Litigation » Texas Firm Will Cut Hourly Rate In Half For Mexico’s Gun Lawsuit

Texas Firm Will Cut Hourly Rate In Half For Mexico’s Gun Lawsuit

September 3, 2021

Texas Firm Will Cut Hourly Rate In Half For Mexico’s Gun Lawsuit

The law firm representing the Mexican government in a lawsuit targeting major U.S. gun manufacturers is cutting its hourly rate for senior attorneys from $1000 to $500, according to a report from Reuters. Rates for junior lawyers will be capped at $275, and the total for a year’s billings will be capped at $1 million unless both parties agree otherwise, The billing information for plaintiff law firm Shadowen PLLC, based in Austin, was made public as part of a filing required by DOJ under the Foreign Agents Registration Act, which requires U.S. law, lobbying and public relations firms to disclose certain advocacy relationships with foreign clients.
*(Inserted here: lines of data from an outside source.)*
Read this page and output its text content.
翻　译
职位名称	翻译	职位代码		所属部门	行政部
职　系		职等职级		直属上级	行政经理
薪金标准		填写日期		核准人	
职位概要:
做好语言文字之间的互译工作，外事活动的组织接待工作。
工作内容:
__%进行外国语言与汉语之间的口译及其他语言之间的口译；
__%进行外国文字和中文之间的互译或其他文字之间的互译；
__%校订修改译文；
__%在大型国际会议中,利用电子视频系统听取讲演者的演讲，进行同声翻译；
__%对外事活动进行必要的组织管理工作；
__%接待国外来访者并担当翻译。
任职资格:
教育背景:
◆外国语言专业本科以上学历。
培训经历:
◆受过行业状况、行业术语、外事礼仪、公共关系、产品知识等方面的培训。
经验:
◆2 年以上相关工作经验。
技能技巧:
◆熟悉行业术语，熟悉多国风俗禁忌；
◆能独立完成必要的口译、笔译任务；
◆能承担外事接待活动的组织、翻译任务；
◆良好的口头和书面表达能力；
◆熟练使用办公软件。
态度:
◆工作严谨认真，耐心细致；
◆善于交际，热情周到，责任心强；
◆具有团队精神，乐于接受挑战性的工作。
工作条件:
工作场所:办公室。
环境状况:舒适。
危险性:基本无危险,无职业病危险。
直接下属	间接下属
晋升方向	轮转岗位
As explained by New York Times correspondent Natalie Kitroeff on “The Daily” program, the plaintiff’s case rests on two main arguments. The first targets what the defendant companies do, or fail to do, to prevent so-called straw purchases of their products.  According to the Mexican government, as many as 90 percent of guns recovered in Mexico were smuggled across the border from the U.S., where they were originally purchased by straw buyers. (It’s extremely difficult for a private party to buy a gun legally in Mexico, and assault weapons purchases are out of the question.)
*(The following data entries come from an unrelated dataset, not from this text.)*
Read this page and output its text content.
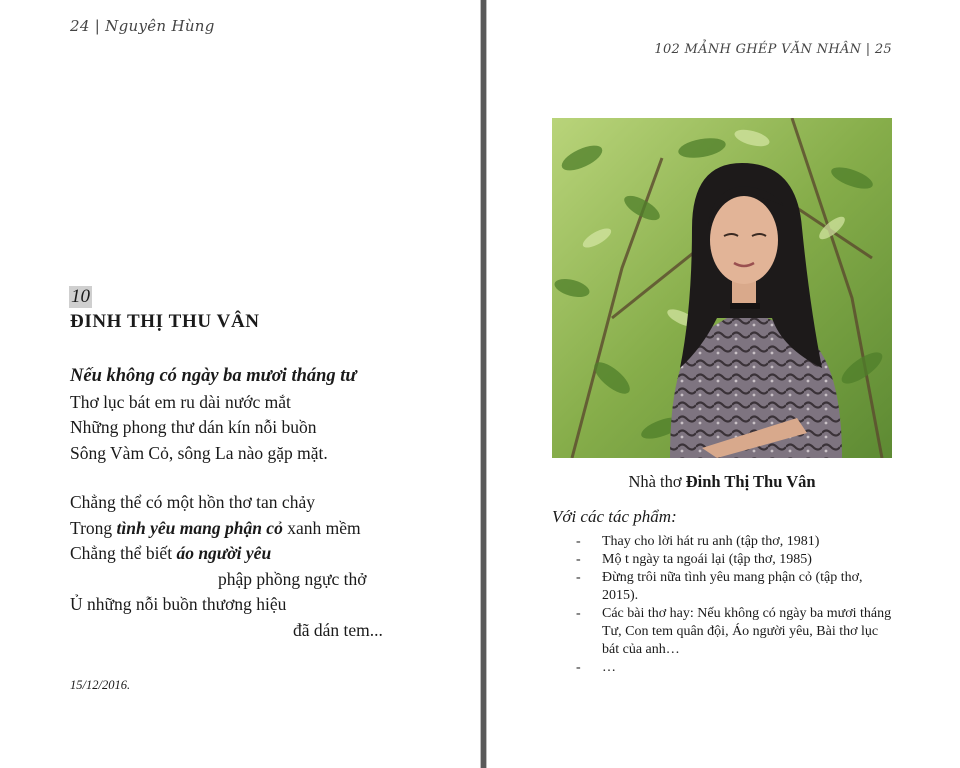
24 | Nguyên Hùng
10
ĐINH THỊ THU VÂN
Nếu không có ngày ba mươi tháng tư
Thơ lục bát em ru dài nước mắt
Những phong thư dán kín nỗi buồn
Sông Vàm Cỏ, sông La nào gặp mặt.
Chẳng thể có một hồn thơ tan chảy
Trong tình yêu mang phận cỏ xanh mềm
Chẳng thể biết áo người yêu
phập phồng ngực thở
Ủ những nỗi buồn thương hiệu
đã dán tem...
15/12/2016.
102 MẢNH GHÉP VĂN NHÂN | 25
Nhà thơ Đinh Thị Thu Vân
Với các tác phẩm:
- Thay cho lời hát ru anh (tập thơ, 1981)
- Mộ t ngày ta ngoái lại (tập thơ, 1985)
- Đừng trôi nữa tình yêu mang phận cỏ (tập thơ, 2015).
- Các bài thơ hay: Nếu không có ngày ba mươi tháng Tư, Con tem quân đội, Áo người yêu, Bài thơ lục bát của anh…
- …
The second argument, echoing a strategy in a case brought by some family members of children who were gunned down at Sandy Hook Elementary School, relies on an exception to the Protection of Lawful Commerce in Arms Act, or PLCAA. That law, intended to protect gun manufacturers from liability for crimes committed using their products, includes an exception that may apply when the allegation relates to how the product is marketed. Mexico is also invoking one argument that apparently has never been made: that the PLCAA does not apply when the cited crimes occur outside the United States.
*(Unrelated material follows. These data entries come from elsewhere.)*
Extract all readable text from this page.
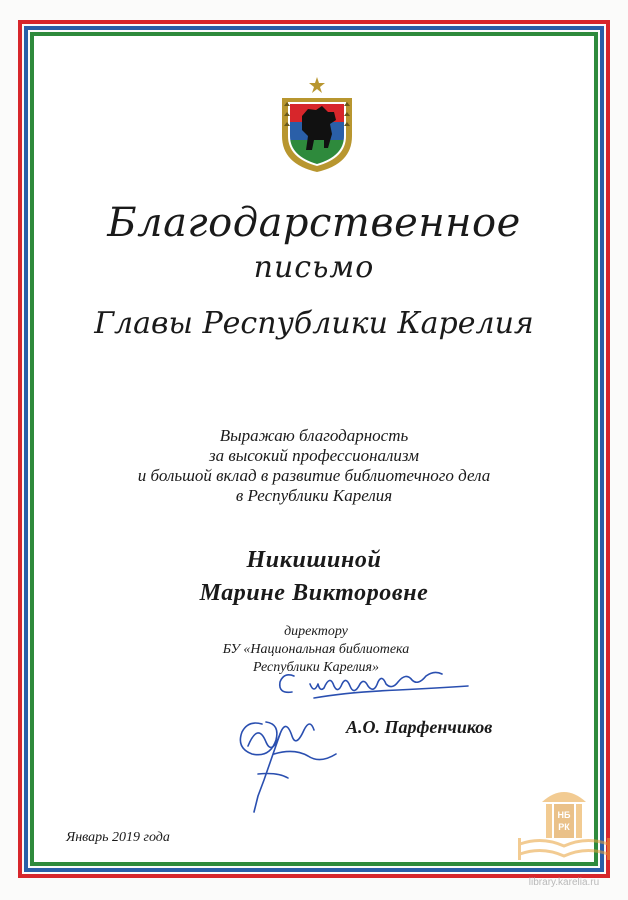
Благодарственное
письмо
Главы Республики Карелия
Выражаю благодарность
за высокий профессионализм
и большой вклад в развитие библиотечного дела
в Республики Карелия
Никишиной
Марине Викторовне
директору
БУ «Национальная библиотека
Республики Карелия»
А.О. Парфенчиков
Январь 2019 года
НБ
РК
library.karelia.ru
This case is widely acknowledged to be a longshot, according to Kitroeff, but she notes the Mexican government “is pursuing what appears to be an entirely novel legal argument, so it’s hard to say how the court is going to read that.”

Attorney Nick Shadowen, one of two Shadowen brothers on the gun case, says in an article on the firm’s website that we have “the firepower we need, and if we need more – we’ll get it.” They’ve received offers of help, he says, from some large national plaintiff firms and lawyers from the Brady Campaign to Prevent Gun Violence.